Fellow jury member Ewa Puszczynska said it was a “little bit unfair” to expect the jury to take a direct stance on the issue.
Roy said in her statement that “to hear them say that art should not be political is jaw-dropping.”
She described Israel’s actions in Gaza as “a genocide of the Palestinian people by the State of Israel.”
“If the greatest film makers and artists of our time cannot stand up and say so, they should know that history will judge them,” she said.
Roy is one of India’s most famous living authors and is a trenchant critic of Prime Minister Narendra Modi’s government, as well as a firm supporter of the Palestinian cause.

Shying away from politics

The Berlinale traditionally has a reputation for topical, progressive programming, but so far this year’s edition has seen several stars shy away from taking a stance on the big political issues of the day.
US actor Neil Patrick Harris, who stars in the film “Sunny Dancer” being shown in the festival’s Generation section, was asked on Friday if he considered his art to be political and if it could help “fight the rise of fascism.”
He replied that he was “interested in doing things that are apolitical” and which could help people find connection in our “strangely algorithmic and divided world.”

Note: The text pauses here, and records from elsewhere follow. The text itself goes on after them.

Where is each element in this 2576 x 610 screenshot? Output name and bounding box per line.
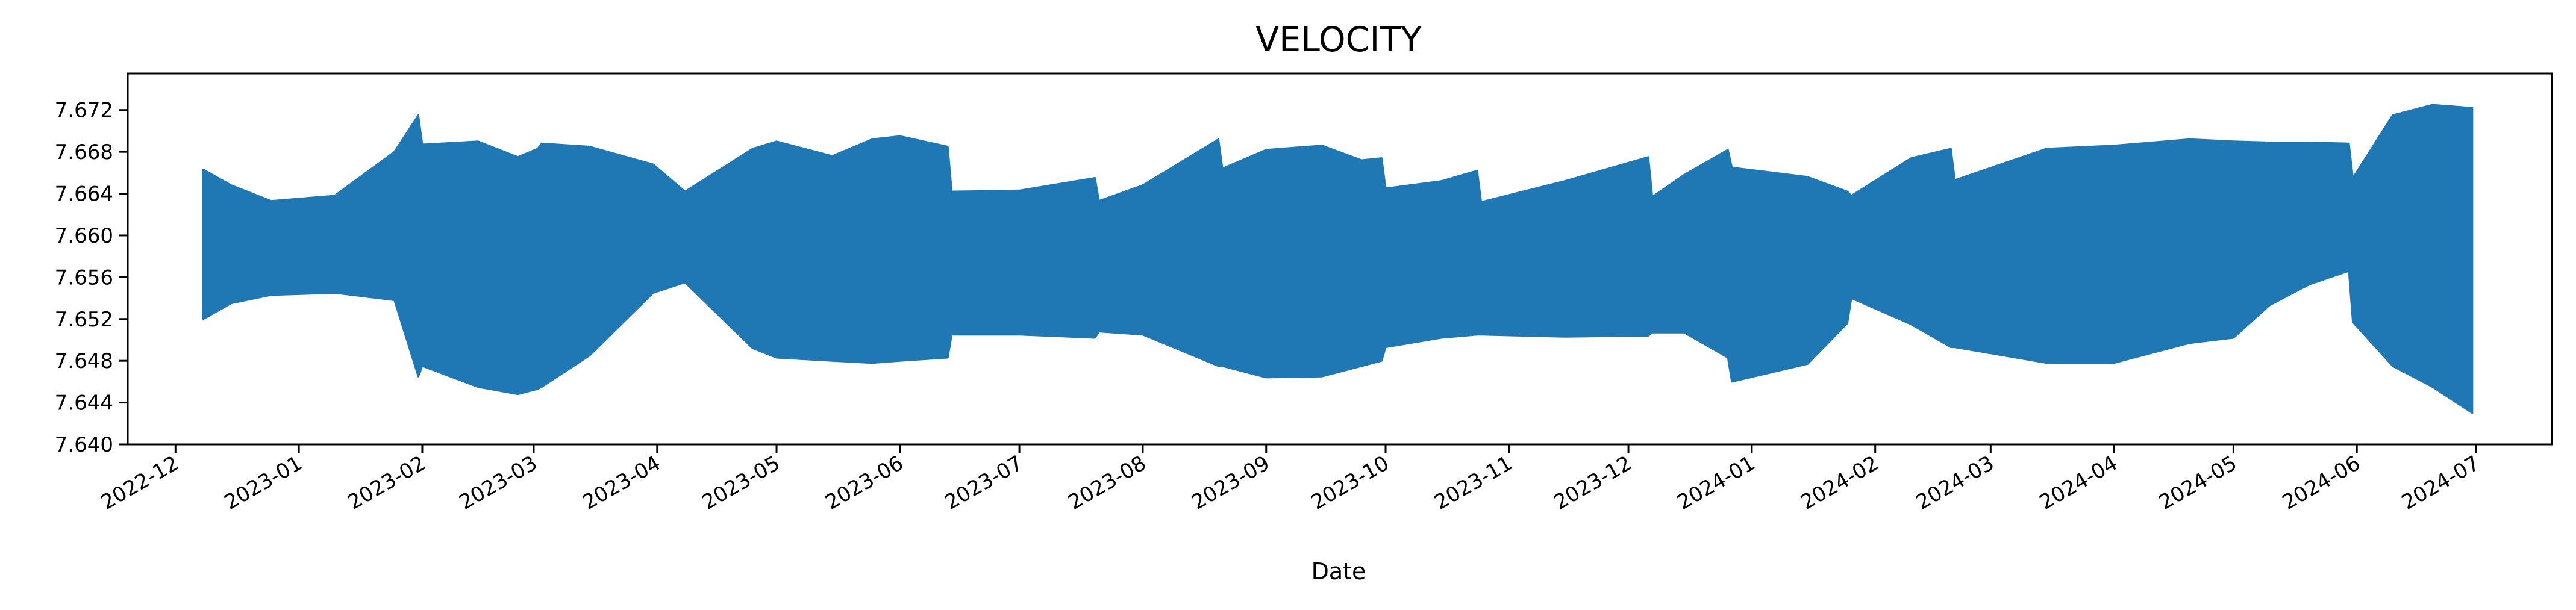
x-tick-label: 2024-04 <box>2036 451 2122 515</box>
y-tick-label: 7.664 <box>55 182 113 207</box>
x-tick-label: 2023-08 <box>1064 451 1150 515</box>
x-tick-label: 2024-06 <box>2278 451 2365 515</box>
y-tick-label: 7.660 <box>55 224 113 248</box>
x-tick-label: 2023-05 <box>698 451 784 515</box>
x-axis: 2022-12 2023-01 2023-02 2023-03 2023-04 2023-… <box>97 444 2484 515</box>
chart-title: VELOCITY <box>1255 20 1422 60</box>
y-tick-label: 7.652 <box>55 308 113 332</box>
x-tick-label: 2023-06 <box>821 451 907 515</box>
x-tick-label: 2024-07 <box>2398 451 2484 515</box>
y-axis: 7.640 7.644 7.648 7.652 7.656 7.660 7.664 7.668… <box>55 99 128 457</box>
x-tick-label: 2023-11 <box>1430 451 1516 515</box>
x-tick-label: 2023-01 <box>220 451 307 515</box>
x-tick-label: 2022-12 <box>97 451 183 515</box>
y-tick-label: 7.640 <box>55 433 113 457</box>
y-tick-label: 7.668 <box>55 140 113 164</box>
y-tick-label: 7.672 <box>55 99 113 123</box>
x-tick-label: 2023-12 <box>1550 451 1636 515</box>
x-tick-label: 2023-04 <box>578 451 664 515</box>
x-tick-label: 2024-03 <box>1912 451 1998 515</box>
x-tick-label: 2024-02 <box>1796 451 1883 515</box>
x-tick-label: 2024-01 <box>1673 451 1759 515</box>
x-tick-label: 2023-02 <box>343 451 430 515</box>
y-tick-label: 7.648 <box>55 349 113 373</box>
x-tick-label: 2023-10 <box>1307 451 1393 515</box>
x-tick-label: 2023-03 <box>455 451 541 515</box>
x-tick-label: 2023-09 <box>1187 451 1274 515</box>
x-tick-label: 2023-07 <box>941 451 1027 515</box>
y-tick-label: 7.644 <box>55 391 113 415</box>
x-tick-label: 2024-05 <box>2155 451 2241 515</box>
plot-frame <box>127 72 2553 446</box>
x-axis-label: Date <box>1311 558 1366 585</box>
velocity-series-area <box>202 104 2474 414</box>
y-tick-label: 7.656 <box>55 266 113 290</box>
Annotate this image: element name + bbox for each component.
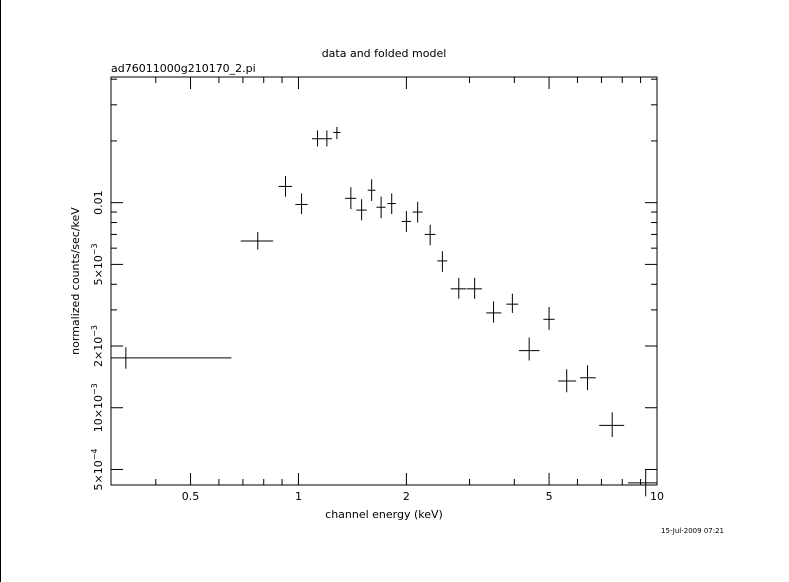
y-axis-label: normalized counts/sec/keV [69,207,82,355]
x-tick-label: 2 [403,490,410,503]
x-tick-label: 5 [546,490,553,503]
data-point [627,469,657,497]
axis-ticks [111,77,658,485]
data-point [580,365,596,391]
y-tick-label: 0.01 [92,190,105,215]
data-point [401,211,411,232]
chart-subtitle: ad76011000g210170_2.pi [111,62,256,75]
data-point [599,412,625,437]
svg-text:5×10−3: 5×10−3 [90,243,105,285]
x-tick-label: 0.5 [182,490,200,503]
x-axis-label: channel energy (keV) [325,508,443,521]
window-left-edge [0,0,1,582]
svg-text:5×10−4: 5×10−4 [90,448,105,490]
data-point [311,130,323,147]
data-point [376,196,386,219]
data-point [345,187,357,210]
data-point [278,175,293,197]
data-point [240,231,274,250]
y-tick-labels: 5×10−4 10×10−3 2×10−3 5×10−3 0.01 [90,190,105,490]
plot-timestamp: 15-Jul-2009 07:21 [661,527,724,535]
y-tick-label: 5×10−4 [90,448,105,490]
data-point [111,347,232,369]
data-points [111,126,657,497]
data-point [518,337,540,361]
data-point [333,126,341,140]
data-point [322,130,332,147]
data-point [387,193,396,215]
data-point [356,199,367,221]
data-point [466,277,482,299]
x-tick-labels: 0.5 1 2 5 10 [182,490,664,503]
svg-text:2×10−3: 2×10−3 [90,325,105,367]
data-point [295,193,308,215]
svg-text:10×10−3: 10×10−3 [90,383,105,432]
y-tick-label: 10×10−3 [90,383,105,432]
svg-text:0.01: 0.01 [92,190,105,215]
x-tick-label: 1 [295,490,302,503]
data-point [506,293,519,313]
data-point [367,179,376,201]
y-tick-label: 5×10−3 [90,243,105,285]
data-point [424,224,436,246]
data-point [558,369,577,393]
data-point [412,201,423,223]
data-point [543,306,555,330]
data-point [450,277,467,299]
chart-title: data and folded model [322,47,447,60]
plot-frame [110,76,658,486]
data-point [437,251,448,272]
y-tick-label: 2×10−3 [90,325,105,367]
data-point [486,301,502,323]
x-tick-label: 10 [650,490,664,503]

This year’s Honorary Golden Bear recipient, Malaysian actor Michelle Yeoh, also demurred when asked to comment on US politics in a press conference on Friday, saying she “cannot presume to say I understand” the situation there.
This isn’t the first edition of the festival to run into controversy over the Gaza war.
In 2024 the festival’s documentary award went to “No Other Land,” a portrayal of the dispossession of Palestinian communities in the Israeli-occupied West Bank.
German government officials criticized “one-sided” remarks about Gaza by the directors of that film and others at that year’s awards ceremony.
The war in Gaza was sparked by Hamas’s October 7, 2023 attack on Israel, which resulted in the deaths of 1,221 people, according to an AFP tally based on official Israeli figures.
Israel’s retaliation has left at least 71,000 people dead in Gaza, according to the health ministry in the Hamas-run territory, whose figures the UN considers reliable.